17 DECEMBER 1970
946
c. Deelt het college de opvatting dat de bewoners van deze flat
overlast van dit tankstation zullen ondervinden, zoals lawaai,
luchtvervuiling en een gevaarlijke verkeerssituatie en wil het
college daarom nagaan of realisering van dit tankstation nog
voorkomen kan worden? Zo dit niet het geval is, wil het col
lege dan bevorderen dat via geëigende maatregelen de overlast
voor de flatbewoners zoveel mogelijk wordt beperkt?

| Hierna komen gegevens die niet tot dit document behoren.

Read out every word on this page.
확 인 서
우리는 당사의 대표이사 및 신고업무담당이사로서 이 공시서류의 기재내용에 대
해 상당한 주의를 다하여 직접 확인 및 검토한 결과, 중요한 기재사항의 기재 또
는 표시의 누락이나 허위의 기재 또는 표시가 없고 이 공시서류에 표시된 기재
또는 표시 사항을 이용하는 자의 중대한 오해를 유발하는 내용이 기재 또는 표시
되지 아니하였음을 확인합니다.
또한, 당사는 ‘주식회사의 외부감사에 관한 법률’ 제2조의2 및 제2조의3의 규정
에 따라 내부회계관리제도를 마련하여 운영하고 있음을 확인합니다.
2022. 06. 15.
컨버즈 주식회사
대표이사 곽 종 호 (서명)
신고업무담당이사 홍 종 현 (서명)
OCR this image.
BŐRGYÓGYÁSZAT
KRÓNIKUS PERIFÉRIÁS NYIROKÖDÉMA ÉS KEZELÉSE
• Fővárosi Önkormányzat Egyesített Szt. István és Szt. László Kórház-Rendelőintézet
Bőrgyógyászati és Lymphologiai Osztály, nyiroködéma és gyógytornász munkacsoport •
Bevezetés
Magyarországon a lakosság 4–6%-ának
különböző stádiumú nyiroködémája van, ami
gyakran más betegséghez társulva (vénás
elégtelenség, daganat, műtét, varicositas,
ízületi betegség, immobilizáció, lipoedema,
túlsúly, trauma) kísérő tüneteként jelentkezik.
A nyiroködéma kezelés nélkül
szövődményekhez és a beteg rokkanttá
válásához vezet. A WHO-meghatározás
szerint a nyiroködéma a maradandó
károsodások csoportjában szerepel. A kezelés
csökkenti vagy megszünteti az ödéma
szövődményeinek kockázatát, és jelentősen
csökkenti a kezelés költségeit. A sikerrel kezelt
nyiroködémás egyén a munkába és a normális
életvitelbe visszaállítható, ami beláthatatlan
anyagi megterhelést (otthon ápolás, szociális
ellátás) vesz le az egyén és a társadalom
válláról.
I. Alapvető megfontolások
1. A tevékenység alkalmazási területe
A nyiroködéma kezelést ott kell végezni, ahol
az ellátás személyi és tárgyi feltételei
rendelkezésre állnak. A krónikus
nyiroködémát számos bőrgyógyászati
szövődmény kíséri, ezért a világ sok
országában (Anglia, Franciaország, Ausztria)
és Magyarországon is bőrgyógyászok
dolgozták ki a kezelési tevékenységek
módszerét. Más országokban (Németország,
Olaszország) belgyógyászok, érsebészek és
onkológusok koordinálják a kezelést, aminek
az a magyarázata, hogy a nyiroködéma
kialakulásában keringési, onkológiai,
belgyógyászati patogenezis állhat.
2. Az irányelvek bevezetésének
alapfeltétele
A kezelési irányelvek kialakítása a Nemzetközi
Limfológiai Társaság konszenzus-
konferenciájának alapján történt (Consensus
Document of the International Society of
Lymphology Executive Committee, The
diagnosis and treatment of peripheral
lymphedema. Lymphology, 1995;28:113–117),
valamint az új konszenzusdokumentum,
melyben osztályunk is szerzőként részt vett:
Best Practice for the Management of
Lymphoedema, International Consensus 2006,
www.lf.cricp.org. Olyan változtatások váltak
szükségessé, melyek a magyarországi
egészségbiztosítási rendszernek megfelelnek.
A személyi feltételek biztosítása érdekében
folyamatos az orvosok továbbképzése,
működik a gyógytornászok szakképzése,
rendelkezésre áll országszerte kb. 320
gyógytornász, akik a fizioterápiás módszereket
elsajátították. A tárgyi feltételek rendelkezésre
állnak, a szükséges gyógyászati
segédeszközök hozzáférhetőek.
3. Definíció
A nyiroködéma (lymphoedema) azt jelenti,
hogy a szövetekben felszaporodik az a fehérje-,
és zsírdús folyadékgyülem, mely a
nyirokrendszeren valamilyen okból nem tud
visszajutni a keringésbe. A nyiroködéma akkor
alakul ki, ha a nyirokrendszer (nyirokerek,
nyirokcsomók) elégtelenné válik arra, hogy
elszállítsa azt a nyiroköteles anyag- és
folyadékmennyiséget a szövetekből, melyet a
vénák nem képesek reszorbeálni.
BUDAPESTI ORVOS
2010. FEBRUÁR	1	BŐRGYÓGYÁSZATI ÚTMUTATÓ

3. Achter deze flat aan de balkonzijde bevindt zich reeds vijf jaar
een urinoir dat alleen wordt gebruikt als speelobject voor kinderen
uit de omgeving, terwijl het verder fungeert als een ontmoetingsplaats
voor loslopende honden. Aangezien dit urinoir op deze plaats voor
de flatbewoners alleen maar ongerief oplevert, verzoeken wij u
dit urinoir te verplaatsen. Ongetwijfeld zal het op een andere plaats
in de gemeente in een grotere behoefte kunnen voorzien.
De heer VAN BANNING: Ik wil het college vragen of het juist is
dat na 1 januari 1971 geen registratie meer zal plaatsvinden door het
bureau Huisvesting van woningzoekenden. Zo ja, dan zou ik graag
willen weten hoe het college denkt dan de toewijzing van vrijkomende
woningen in het bezit van de gemeente mogelijk te maken. Als dit
juist is, is dit dan een indicatie dat het gemeentelijk woningbezit
zal worden afgestoten, bijvoorbeeld naar een bouwvereniging?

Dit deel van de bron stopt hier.